I used to really dislike the High Holy Days. First of all, I had to dress up (which I hated), and spend hours in a synagogue where I felt ill at ease. Then, there was the Yom Kippur fast, which was anxiety provoking when I observed it and equally stressful when I did not. Finally, there were the hours passed contemplating all of my shortcomings for which I was supposed to atone: I had not been a sufficiently devoted daughter; I hadn’t called my grandmother often enough; I’d told lies; I had withheld myself from my friends. And, of course, there was the eating disorder, the biggest sin of all. Every year, I would vow to make the coming year the year when I would “really” recover; and yet, when the next Yom Kippur rolled around, I was forced to admit that once again, I had failed.

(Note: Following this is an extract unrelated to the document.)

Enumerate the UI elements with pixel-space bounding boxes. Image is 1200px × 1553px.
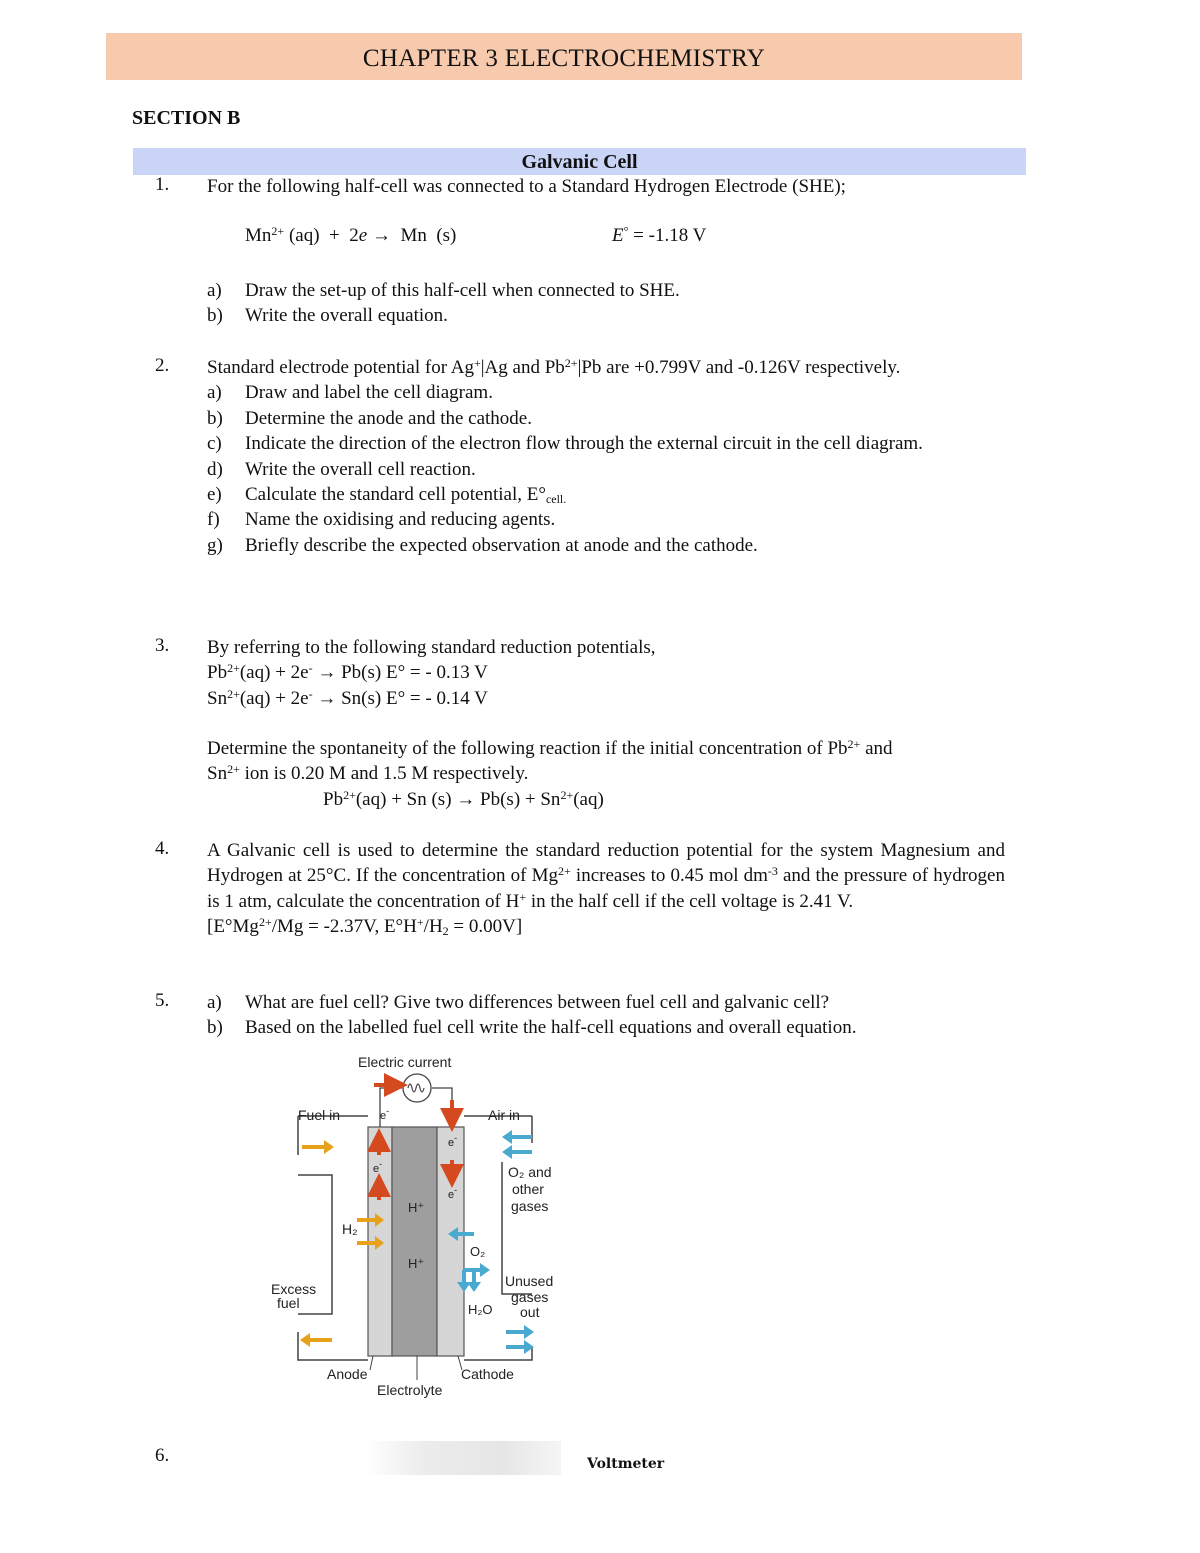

Looking back, it’s no wonder to me why those High Holy Day experiences were so overwhelmingly negative. One thing that might have helped would have been an understanding of the real meaning of teshuvah, one of the central themes of the time between Rosh Hashana and Yom Kippur. I’d been taught that teshuvah meant “repentance,” which inevitably led me to feel remorse and regret. Recently, however, I learned that what teshuvah actually means is, “return.” The idea is that within each human being is a divine spark of G-dly potential. This is our true self, but it gets buried underneath superficial deeds and concerns. Teshuvah is the process of reconnecting with our inner light, of returning to our connection with Hashem.

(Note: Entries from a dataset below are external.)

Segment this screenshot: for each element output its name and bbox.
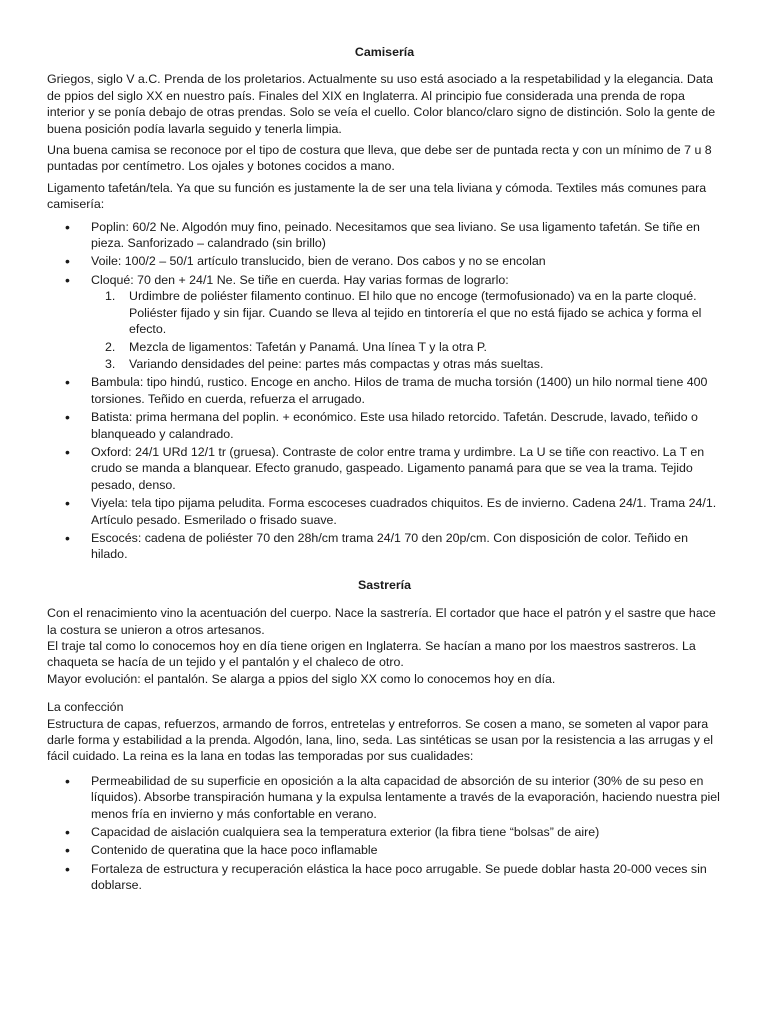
- step-text: Urdimbre de poliéster filamento continuo. El hilo que no encoge (termofusionado) va en la parte cloqué. Poliéster fijado y sin fijar. Cuando se lleva al tejido en tintorería el que no está fijado se achica y forma el efecto.: [129, 289, 702, 337]
- list-item-permeability: • Permeabilidad de su superficie en oposición a la alta capacidad de absorción de su interior (30% de su peso en líquidos). Absorbe transpiración humana y la expulsa lentamente a través de la evaporación, haciendo nuestra piel menos fría en invierno y más confortable en verano.: [91, 773, 722, 822]
- step-text: Variando densidades del peine: partes más compactas y otras más sueltas.: [129, 356, 544, 371]
- list-item-viyela: • Viyela: tela tipo pijama peludita. Forma escoceses cuadrados chiquitos. Es de invierno. Cadena 24/1. Trama 24/1. Artículo pesado. Esmerilado o frisado suave.: [91, 495, 722, 528]
- step-number: 1.: [105, 289, 116, 304]
- list-item-escoces: • Escocés: cadena de poliéster 70 den 28h/cm trama 24/1 70 den 20p/cm. Con disposición de color. Teñido en hilado.: [91, 530, 722, 563]
- step-number: 2.: [105, 339, 116, 354]
- list-item-oxford: • Oxford: 24/1 URd 12/1 tr (gruesa). Contraste de color entre trama y urdimbre. La U se tiñe con reactivo. La T en crudo se manda a blanquear. Efecto granudo, gaspeado. Ligamento panamá para que se vea la trama. Tejido pesado, denso.: [91, 444, 722, 493]
- wool-qualities-list: [47, 773, 722, 894]
- paragraph-evolution: Mayor evolución: el pantalón. Se alarga a ppios del siglo XX como lo conocemos hoy en día.: [47, 671, 556, 686]
- paragraph-history: Griegos, siglo V a.C. Prenda de los proletarios. Actualmente su uso está asociado a la respetabilidad y la elegancia. Data de ppios del siglo XX en nuestro país. Finales del XIX en Inglaterra. Al principio fue considerada una prenda de ropa interior y se ponía debajo de otras prendas. Solo se veía el cuello. Color blanco/claro signo de distinción. Solo la gente de buena posición podía lavarla seguido y tenerla limpia.: [47, 72, 716, 136]
- paragraph-suit-origin: El traje tal como lo conocemos hoy en día tiene origen en Inglaterra. Se hacían a mano por los maestros sastreros. La chaqueta se hacía de un tejido y el pantalón y el chaleco de otro.: [47, 639, 696, 670]
- paragraph-confeccion: Estructura de capas, refuerzos, armando de forros, entretelas y entreforros. Se cosen a mano, se someten al vapor para darle forma y estabilidad a la prenda. Algodón, lana, lino, seda. Las sintéticas se usan por la resistencia a las arrugas y el fácil cuidado. La reina es la lana en todas las temporadas por sus cualidades:: [47, 716, 714, 764]
- list-item-batista: • Batista: prima hermana del poplin. + económico. Este usa hilado retorcido. Tafetán. Descrude, lavado, teñido o blanqueado y calandrado.: [91, 409, 722, 442]
- list-item-poplin: • Poplin: 60/2 Ne. Algodón muy fino, peinado. Necesitamos que sea liviano. Se usa ligamento tafetán. Se tiñe en pieza. Sanforizado – calandrado (sin brillo): [91, 219, 722, 252]
- list-item-voile: • Voile: 100/2 – 50/1 artículo translucido, bien de verano. Dos cabos y no se encolan: [91, 253, 722, 269]
- paragraph-weave: Ligamento tafetán/tela. Ya que su función es justamente la de ser una tela liviana y cómoda. Textiles más comunes para camisería:: [47, 180, 707, 212]
- list-item-keratin: • Contenido de queratina que la hace poco inflamable: [91, 842, 722, 858]
- list-item-strength: • Fortaleza de estructura y recuperación elástica la hace poco arrugable. Se puede doblar hasta 20-000 veces sin doblarse.: [91, 861, 722, 894]
- cloque-step: [105, 356, 722, 372]
- spacer: [47, 687, 722, 699]
- list-item-insulation: • Capacidad de aislación cualquiera sea la temperatura exterior (la fibra tiene “bolsas” de aire): [91, 824, 722, 840]
- step-number: 3.: [105, 356, 116, 371]
- spacer: [47, 765, 722, 773]
- section-title-camiseria: Camisería: [354, 45, 415, 59]
- list-item-bambula: • Bambula: tipo hindú, rustico. Encoge en ancho. Hilos de trama de mucha torsión (1400) un hilo normal tiene 400 torsiones. Teñido en cuerda, refuerza el arrugado.: [91, 374, 722, 407]
- cloque-step: [105, 339, 722, 355]
- fabric-list: [47, 219, 722, 563]
- paragraph-renaissance: Con el renacimiento vino la acentuación del cuerpo. Nace la sastrería. El cortador que hace el patrón y el sastre que hace la costura se unieron a otros artesanos.: [47, 606, 716, 637]
- cloque-step: [105, 288, 722, 337]
- paragraph-stitching: Una buena camisa se reconoce por el tipo de costura que lleva, que debe ser de puntada recta y con un mínimo de 7 u 8 puntadas por centímetro. Los ojales y botones cocidos a mano.: [47, 143, 712, 174]
- list-item-cloque-text: Cloqué: 70 den + 24/1 Ne. Se tiñe en cuerda. Hay varias formas de lograrlo:: [91, 272, 509, 287]
- subheading-confeccion: La confección: [47, 700, 124, 715]
- section-title-sastreria: Sastrería: [357, 577, 412, 592]
- list-item-cloque: [91, 272, 722, 372]
- step-text: Mezcla de ligamentos: Tafetán y Panamá. Una línea T y la otra P.: [129, 339, 487, 354]
- cloque-steps-list: [91, 288, 722, 372]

When I understand teshuvah in this way, instead of experiencing guilt and sadness, I feel joy and hope. Judaism teaches that even when I am feeling hopelessly far from holy, the divine spark still burns inside of me and links me to Hashem. My job is not to sit and lament all of my misdeeds; rather, my task is to actively find ways to clear out the clutter and fill the space with mitzvot, which then bring me closer to Hashem.
There was a long time in which I was so full of self-hatred that I couldn’t have seen my inner light if it had been shining directly into my eyes. Ironically, it is the process of recovering from my eating disorder (formerly Sin with a capital S) that has led me to recognize the potential of my true self and the strength of my desire for connection with Hashem. This year, I enter the time between Rosh Hashana and Yom Kippur with excitement. I am finally able to be fully engaged in the journey back to my divine source, and the endless possibilities of what I might discover along the way have me feeling energized. What I hope for myself in the coming year is not that I be “better” than I was in years before, but that I be “truer.” May we all experience truth and reconnection in the year to come. Shana tova!